Exploring OLAP with atoti and Pokemon

Analyzing Pokemon Fight Data — Which is the strongest Pokemon of them all?

The Beginning

My goal at the start of the project was to learn OLAP (Online Analytical Processing), preferably with an interesting dataset that wasn’t related to products, stores and sales. So I decided on Pokemon. After all, Pokemon is a franchise with quite a lot of data publicly available, and has sufficient depth for data analysis. There are hundreds of unique Pokemon with individual stats such as Speed, Attack… Furthermore, each Pokemon has one or more types, which affect skill damage depending on their opponent based on the type multiplier system.

So my first quest was to find a base dataset to work with that would allow me to perform sufficient data analytics on. I discovered this dataset of 50 thousand Pokemon combat matches on Kaggle, and decided it would serve my needs if I combined it with basic Pokemon stats.

 

Pokemon Combat Dataset
Pokemon Stats Dataset (partial)

The Vision

atoti, the OLAP tool that I am using, is a free python library that can be used to create a full BI analytic platform. It allows us to create interactive dashboards with data that can be aggregated on the fly.
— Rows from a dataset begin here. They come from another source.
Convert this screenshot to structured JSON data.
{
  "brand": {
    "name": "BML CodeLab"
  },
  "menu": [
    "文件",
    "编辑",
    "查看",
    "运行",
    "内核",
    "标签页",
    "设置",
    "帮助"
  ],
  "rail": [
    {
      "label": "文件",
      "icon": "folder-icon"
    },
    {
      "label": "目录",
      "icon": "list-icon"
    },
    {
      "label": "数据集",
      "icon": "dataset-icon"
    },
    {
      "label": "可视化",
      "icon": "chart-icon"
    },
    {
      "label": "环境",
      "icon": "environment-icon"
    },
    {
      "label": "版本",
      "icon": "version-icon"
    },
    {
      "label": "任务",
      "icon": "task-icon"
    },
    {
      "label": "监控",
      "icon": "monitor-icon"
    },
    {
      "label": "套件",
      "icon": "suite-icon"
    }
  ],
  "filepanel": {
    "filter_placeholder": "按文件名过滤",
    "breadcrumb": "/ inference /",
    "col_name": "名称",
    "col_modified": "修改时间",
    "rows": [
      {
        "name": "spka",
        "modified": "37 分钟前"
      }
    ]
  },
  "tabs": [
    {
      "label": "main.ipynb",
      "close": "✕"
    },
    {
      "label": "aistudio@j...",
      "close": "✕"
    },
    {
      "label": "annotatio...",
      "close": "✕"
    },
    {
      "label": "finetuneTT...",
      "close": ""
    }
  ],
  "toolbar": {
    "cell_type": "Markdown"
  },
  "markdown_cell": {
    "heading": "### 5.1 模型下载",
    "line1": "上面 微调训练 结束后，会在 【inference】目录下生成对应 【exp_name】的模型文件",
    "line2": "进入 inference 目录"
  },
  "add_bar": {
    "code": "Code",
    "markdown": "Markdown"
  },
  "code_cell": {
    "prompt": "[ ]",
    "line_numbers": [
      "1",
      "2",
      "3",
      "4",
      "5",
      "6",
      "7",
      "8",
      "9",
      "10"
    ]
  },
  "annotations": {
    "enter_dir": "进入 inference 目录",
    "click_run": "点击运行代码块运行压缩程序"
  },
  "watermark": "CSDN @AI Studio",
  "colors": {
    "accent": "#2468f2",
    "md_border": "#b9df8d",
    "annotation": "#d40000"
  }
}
Perfect, because I decided that the product of my data analysis would be a one-stop shop for a Pokemon trainer. After aggregating all the combat data and Pokemon stats, the web application would provide advice on which Pokemon to send out for a certain opponent, historical match-up stats… Anything else I could think of.

 

Individual Pokemon stats page (Select your Pokemon)

 

So let’s see how I got there!


Data transformation

atoti allows data loading from CSV or Pandas DataFrame, which was great since my base data was in CSV format. This flexibility allowed me to either load my CSV directly or perform my ETL in Pandas before loading the resulting DataFrames straight into the atoti tables.

#  ETL in Pandas 

def calc_views_change(l):
    return (l[1] - l[0]) / l[0]

combat_views_df["Live Views Change"] = combat_views_df.apply(
    lambda row: calc_views_change(row["Live Views (Start - End)"]), axis=1
)
# Loading Pandas DataFrame into atoti table

pokemon_t = session.read_pandas(
    pokemon_df,
    table_name="Pokemon",
    keys=["Pokedex"]
)

Expanding Our World

As I progressed, I realised that I did not have enough data to simulate the more practical, real-world scenarios that I might need to know. After all, my goal was to learn OLAP for use in the course of work. So I decided to enrich my cube with price data at the least; I added price info, ticket sales, and stadium costs to this imaginary world. I also generated random location and regional data, and separated the original combat info into five seasons so that I could track changes over time.

 

Location Data
Ticket Sales / Season Data

Creating the Cube

Here is my final cube schema:

 

 

Next, I cleaned up the cube structure. In atoti, each table is automatically created as a dimension, with string type columns created as hierarchies. The dimensions are used to organize the hierarchies.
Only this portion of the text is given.